Shortly after we were assigned our partners, we were assigned a random target company. With a few weeks to research and write up our report, my team (Schmooze Operators) found a total of 18 out of 29 flags using OSINT. The majority of our flags found were through social media websites. Instagram being the biggest supplier of information with many public pictures posted of break rooms and work stations at our target company.
When planning our background story and characters, known as the pretext, for our calls we decided the best way to take advantage of having a male and female team would be to leverage our gender stereotypes. Typically the male would be in an I.T. position and the female would be in a clerical type position. The pretext that we used while making live calls at DEF CON was that the female role was doing a security audit to keep track of what vendors have access to the company stores, and the male was auditing the computer systems to make sure everything was secure and up-to-date.

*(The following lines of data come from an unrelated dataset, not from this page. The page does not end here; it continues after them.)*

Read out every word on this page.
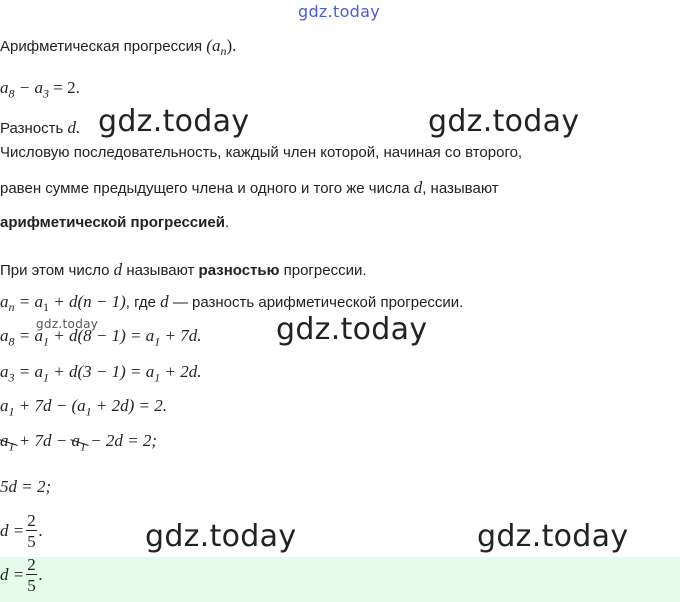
gdz.today
gdz.today	gdz.today
gdz.today	gdz.today
gdz.today	gdz.today
Арифметическая прогрессия $(a_n)$.
$a_8 - a_3 = 2$.
Разность d.
Числовую последовательность, каждый член которой, начиная со второго,
равен сумме предыдущего члена и одного и того же числа d, называют
арифметической прогрессией.
При этом число d называют разностью прогрессии.
$a_n = a_1 + d(n - 1)$, где d — разность арифметической прогрессии.
$a_8 = a_1 + d(8 - 1) = a_1 + 7d$.
$a_3 = a_1 + d(3 - 1) = a_1 + 2d$.
$a_1 + 7d - (a_1 + 2d) = 2$.
$a_1 + 7d - a_1 - 2d = 2$;
5d = 2;
$d = \frac{2}{5}$ .
$d = \frac{2}{5}$ .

About an hour before my team’s call time, my partner became ill and was no longer able to make it to the call. At the last minute I found Steve Morlan who stepped in to become my new teammate. There was only 30 minutes to get him up to speed on our pretext and what flags we were shooting for.
During our calls I started off by providing their store number and asking the target employee to confirm I had the correct store. Once the target employee said that was correct, I stated that their store manager (I used the actual name of the store manager I found during OSINT) should have informed them that I would be calling to do a quick security audit along with my coworker in the I.T. department. Once my questions were asked, I passed the call to my teammate and he also confirmed the store number. By providing the store numbers and manager names as if they were “insider knowledge” we were able to establish trust.
Another tactic that we used was that we didn’t give them time to think. Right after I went through my quick intro and established trust, I didn’t give the employee time to transfer me to a manger or question anything, I jumped right into my questions.
We made three successful calls to our target company in less than 30 minutes. Our calls were successful from a combination of three things:
1) We played to our gender stereotypes – the male having an I.T. position, and the female having a clerical position
2) Pretending to have “insider information” – knowing the store number and store managers full name
3) “Don’t let them think” – not giving the target time to say no or process what is going on
Our calls could have possibly been more effective by asking to speak with a manager, rather then speaking with the store operator so we could have gotten more flags as some of the operators did not have answers to the some of the questions we asked.
Overall, having teams this year was fun, yet a challenge. I have to thank my fill in partner, Steve, for stepping up and rocking the schmooze. Of course, big thanks to the whole Social Engineering team, they put so much work into the SECTF and it shows, thanks for another great year!